A woman is cooking a pot of oatmeal the way her grandmother taught her and is grieving/reminiscing about her grandmother.
A child who’s been through some sort of trauma ranges his toys in a certain order while his mother/father/therapist tries to bring him out of his shell.
Writing Prompt: RANGE in 3rd-person POV
What’s your vocal range, the man asks.
Before Clem can begin to wonder what that means, her mother says, It’s big. Very big.
Her mother sits upright, spreads her shoulders back, causing her blazer’s shoulder pads to rise like muffin tops. She throws Clem into these situations unprepared, unarmed, such faith has she in what? Clem’s talent? More likely, Clem’s mother’s faith lies in her snake-oil salespersonship, her ability to launch this frightened mouse into the mouths of cobras and convince them to swallow.

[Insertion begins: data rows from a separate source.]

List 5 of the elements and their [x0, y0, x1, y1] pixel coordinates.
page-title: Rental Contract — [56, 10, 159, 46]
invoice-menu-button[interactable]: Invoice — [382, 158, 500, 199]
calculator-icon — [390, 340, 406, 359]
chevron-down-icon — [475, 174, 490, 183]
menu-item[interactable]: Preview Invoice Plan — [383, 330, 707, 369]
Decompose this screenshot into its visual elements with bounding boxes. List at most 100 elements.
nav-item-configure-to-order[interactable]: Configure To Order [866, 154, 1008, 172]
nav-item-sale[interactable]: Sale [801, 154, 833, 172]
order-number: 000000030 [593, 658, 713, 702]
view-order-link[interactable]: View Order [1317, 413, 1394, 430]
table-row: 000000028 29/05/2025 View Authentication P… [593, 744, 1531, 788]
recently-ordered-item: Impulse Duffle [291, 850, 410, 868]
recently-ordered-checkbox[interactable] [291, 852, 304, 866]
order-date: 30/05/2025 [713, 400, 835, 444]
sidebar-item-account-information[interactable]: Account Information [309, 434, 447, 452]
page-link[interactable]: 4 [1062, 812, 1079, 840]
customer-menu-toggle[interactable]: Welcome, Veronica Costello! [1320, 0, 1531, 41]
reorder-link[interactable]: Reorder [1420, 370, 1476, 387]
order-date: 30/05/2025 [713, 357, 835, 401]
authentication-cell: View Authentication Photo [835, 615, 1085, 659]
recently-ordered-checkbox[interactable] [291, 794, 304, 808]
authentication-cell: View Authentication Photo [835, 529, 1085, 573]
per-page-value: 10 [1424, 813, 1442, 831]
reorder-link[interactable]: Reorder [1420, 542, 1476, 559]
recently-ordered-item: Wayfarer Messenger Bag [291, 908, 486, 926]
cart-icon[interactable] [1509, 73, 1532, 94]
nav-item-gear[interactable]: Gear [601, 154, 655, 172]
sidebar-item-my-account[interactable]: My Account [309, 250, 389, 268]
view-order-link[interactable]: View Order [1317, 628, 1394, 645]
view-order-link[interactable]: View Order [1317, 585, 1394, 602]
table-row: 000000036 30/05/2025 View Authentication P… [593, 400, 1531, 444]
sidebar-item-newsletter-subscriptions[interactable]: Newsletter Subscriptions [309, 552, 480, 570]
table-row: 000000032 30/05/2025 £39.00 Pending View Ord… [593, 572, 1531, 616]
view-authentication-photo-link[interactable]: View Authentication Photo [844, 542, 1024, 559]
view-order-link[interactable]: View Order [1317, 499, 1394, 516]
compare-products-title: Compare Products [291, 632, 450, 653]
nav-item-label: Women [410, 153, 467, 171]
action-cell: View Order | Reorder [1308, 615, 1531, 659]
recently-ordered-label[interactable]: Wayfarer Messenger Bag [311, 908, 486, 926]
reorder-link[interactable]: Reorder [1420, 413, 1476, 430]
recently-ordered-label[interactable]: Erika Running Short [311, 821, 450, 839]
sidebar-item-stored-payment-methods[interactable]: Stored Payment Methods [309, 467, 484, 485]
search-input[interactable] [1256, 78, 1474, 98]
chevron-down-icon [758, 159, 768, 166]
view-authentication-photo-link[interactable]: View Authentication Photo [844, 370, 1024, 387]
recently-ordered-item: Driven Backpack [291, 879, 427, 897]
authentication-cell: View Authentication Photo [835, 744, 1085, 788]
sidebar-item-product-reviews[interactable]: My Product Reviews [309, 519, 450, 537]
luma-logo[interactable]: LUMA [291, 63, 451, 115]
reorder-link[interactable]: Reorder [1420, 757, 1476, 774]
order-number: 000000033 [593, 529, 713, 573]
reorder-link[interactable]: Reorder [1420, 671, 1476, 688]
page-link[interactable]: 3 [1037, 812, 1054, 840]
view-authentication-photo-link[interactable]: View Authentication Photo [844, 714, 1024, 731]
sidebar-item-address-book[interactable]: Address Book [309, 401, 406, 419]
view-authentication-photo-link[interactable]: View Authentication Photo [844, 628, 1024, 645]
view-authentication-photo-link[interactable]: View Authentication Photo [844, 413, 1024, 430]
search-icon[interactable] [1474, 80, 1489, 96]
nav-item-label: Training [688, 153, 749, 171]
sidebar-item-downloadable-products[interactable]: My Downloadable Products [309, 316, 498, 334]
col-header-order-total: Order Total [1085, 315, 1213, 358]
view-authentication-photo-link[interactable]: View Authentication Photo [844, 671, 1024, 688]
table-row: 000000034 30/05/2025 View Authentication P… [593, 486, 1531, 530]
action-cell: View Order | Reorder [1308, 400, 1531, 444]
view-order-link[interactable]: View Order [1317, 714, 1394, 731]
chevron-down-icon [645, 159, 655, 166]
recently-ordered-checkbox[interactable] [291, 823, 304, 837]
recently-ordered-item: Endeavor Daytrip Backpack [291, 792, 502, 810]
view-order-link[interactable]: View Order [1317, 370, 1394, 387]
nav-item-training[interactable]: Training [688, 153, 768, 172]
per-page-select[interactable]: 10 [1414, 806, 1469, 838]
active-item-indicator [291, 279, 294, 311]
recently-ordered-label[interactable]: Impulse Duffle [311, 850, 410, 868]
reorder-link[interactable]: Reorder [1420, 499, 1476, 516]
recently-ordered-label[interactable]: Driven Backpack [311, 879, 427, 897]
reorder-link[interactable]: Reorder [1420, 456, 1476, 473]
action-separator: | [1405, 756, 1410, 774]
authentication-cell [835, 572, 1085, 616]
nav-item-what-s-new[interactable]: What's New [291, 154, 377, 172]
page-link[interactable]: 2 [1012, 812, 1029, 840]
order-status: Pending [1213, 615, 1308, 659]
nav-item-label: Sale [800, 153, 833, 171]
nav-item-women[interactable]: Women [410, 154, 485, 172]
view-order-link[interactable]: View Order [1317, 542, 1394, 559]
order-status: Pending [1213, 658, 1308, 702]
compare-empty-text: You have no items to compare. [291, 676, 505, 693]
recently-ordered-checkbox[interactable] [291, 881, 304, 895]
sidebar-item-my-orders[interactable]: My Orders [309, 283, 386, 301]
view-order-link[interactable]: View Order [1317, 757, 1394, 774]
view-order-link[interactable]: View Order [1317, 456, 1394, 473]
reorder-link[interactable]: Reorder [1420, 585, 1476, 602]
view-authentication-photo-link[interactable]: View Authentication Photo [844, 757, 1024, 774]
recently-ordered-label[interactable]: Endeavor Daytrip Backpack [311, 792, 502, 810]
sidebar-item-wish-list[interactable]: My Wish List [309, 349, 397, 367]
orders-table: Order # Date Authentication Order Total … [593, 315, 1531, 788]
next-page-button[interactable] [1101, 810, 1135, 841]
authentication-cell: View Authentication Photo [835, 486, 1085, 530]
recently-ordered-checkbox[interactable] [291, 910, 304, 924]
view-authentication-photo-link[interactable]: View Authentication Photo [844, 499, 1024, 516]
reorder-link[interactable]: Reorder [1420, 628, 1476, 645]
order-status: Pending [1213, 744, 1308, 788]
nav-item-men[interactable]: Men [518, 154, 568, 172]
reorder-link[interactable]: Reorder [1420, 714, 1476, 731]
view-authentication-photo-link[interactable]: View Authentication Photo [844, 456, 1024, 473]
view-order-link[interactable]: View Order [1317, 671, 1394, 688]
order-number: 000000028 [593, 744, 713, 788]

Clem sings “Mary Had a Little Lamb” to the man and even she can hear how awful she sounds, the lack of joy in her voice. She doesn’t smile as she sings, the way Mrs. Downs instructed her to. All she can think about is the car ride home. The backseat belt chafing the red lines on her thighs, her mother berating her for everything she knows she should do but is not doing.
There is a little girl that lives inside her head, tightening the reins. This little girl is the one who tells Clem to stop, to be careful. This little girl alerts her to the man’s eyes on the hem of her dress, on everyone’s eyes watching and judging. She tells her there is no safe space where her shoulders can drop, her jaw can relax. There is no place where she’s not being watched.
Clem has finished the song and the man is still watching her. He talks to her mother as though she’s not there. They use the word “potential,” which Clem knows means she’s not good now but she might be later.
Her mother frowns in that way that makes her lips disappear into her teeth. Clem knows there will be no dessert tonight.
Her mother shakes the man’s hand and Clem turns toward the door, which is now open a crack. There’s a little black patent leather toe poking through. A perfectly shiny little shoe attached to a chubby leg and a girl with a sanctuary of dark hair draped around her face. This girl dips her chin and smiles at Clem and Clem knows then she will go to all the stuffy rooms that smell of paint and stale coffee and she will smile at all the men who look at all her body parts aside from her eyes, then men who speak about her but never to her. She will do all these things if it means she’ll be able to see this girl again.
Afterthoughts
I feel like what I came up with was probably a bit cliché, but that’s the point of this exercise, to kind of dig through stuff and see what works. I’m interested in getting into Clem’s relationship with her mother further and also what the beginnings of this relationship with the girl - who will end up being Astrid, the frenemy relationship I’ll follow through the novel. Also, in my hand written bits, I forgot that Clem is my main character and Astrid is the frenemy (oops!). I fixed it when I typed it out. Anyway, happy writing! Let me know what you’re working on! I’ll CU Next Tuesday.